You didn’t really think that the declaration of Kosovo (an Islamic state in the heart of Europe) would be enough, did you? I am sure they half expect the dhimmi to fight the infidel for them – Clinton did it in Bosnia, why wouldn’t we do it again?
Albanians, same as the majority of Bosnian Muslims, wish for the return of one of the bloodiest empires in history – the Ottoman Turkey.
The only border “change” Washington and EU oppose is the part of Kosovo that wants to remain with Serbia. But as for the big Kosovo severance and whatever Greater Albania is up to, that’s A-OK. Because we don’t talk back to Albanians. As for the current rampage throughout Kosovo, overturning graves etc, more on that here. But this is significant, Greater Albania ambitions were on display during the below-referenced 100th birthday celebrations.”
Albanian map of ‘their territories’ in Balkans
Balkan Insight 30 Jan 2013
The Russian Foreign Minister has dismissed the Albanian Prime Minister’s call for an eventual unification of all Albanians in one state, saying too much blood has been spilled in the region already.
Sergei Lavrov said that any redrawing of borders in Europe is unacceptable, and that fully refers to the situation in the Balkans, “where much blood has been shed.
“No one would want to witness the recurrence of such events,” Lavrov said in Moscow on Tuesday after meeting his Macedonian counterpart, Nikola Poposki.
The Russian minister called on all European countries, including Albania, to strictly adhere to the Helsinki Final Act signed in 1975, which aimed to improve relations between the Communist bloc and the West and agreed on the permanence of postwar Europe’s borders.
He spoke in response to Albanian Prime Minister Sali Berisha’s earlier call for the creation an integrated Albanian state.
During the 2012 celebrations of the centenary of the Albanian state, Berisha referred to a number of areas outside modern Albania as historically Albanian, and referred to “the dream of Albanian unification”, though he later maintained he meant the union of all Albanians within the European Union.

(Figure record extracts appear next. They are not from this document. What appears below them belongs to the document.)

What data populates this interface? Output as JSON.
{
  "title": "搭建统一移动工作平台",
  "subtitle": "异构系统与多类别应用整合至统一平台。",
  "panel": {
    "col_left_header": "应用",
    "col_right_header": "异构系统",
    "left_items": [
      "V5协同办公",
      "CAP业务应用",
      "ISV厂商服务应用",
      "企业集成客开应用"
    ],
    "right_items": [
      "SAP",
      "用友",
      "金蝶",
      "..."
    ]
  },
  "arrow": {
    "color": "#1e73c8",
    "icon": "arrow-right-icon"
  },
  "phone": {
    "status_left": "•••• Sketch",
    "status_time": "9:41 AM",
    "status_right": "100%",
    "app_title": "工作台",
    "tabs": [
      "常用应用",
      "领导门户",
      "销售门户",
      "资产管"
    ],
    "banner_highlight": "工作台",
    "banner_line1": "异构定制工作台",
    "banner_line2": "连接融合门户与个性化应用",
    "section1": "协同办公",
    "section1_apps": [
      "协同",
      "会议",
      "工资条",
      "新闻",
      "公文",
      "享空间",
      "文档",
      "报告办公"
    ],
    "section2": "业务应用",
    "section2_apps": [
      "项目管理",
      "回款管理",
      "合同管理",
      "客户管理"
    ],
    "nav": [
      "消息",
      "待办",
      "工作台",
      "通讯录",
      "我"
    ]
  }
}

Lavrov also expressed disappointment over the West’s muted reaction to recent reports of attacks on Serbian monuments in mainly Albanian Kosovo. “This is a dangerous trend,” Lavrov said.
Over 60 Serbian memorials have been vandalised lately in Kosovo, in apparent retaliation for Serbia’s removal of a monument erected to local ethnic Albanian fighters in the mainly ethnic Albanian south Serbia border area.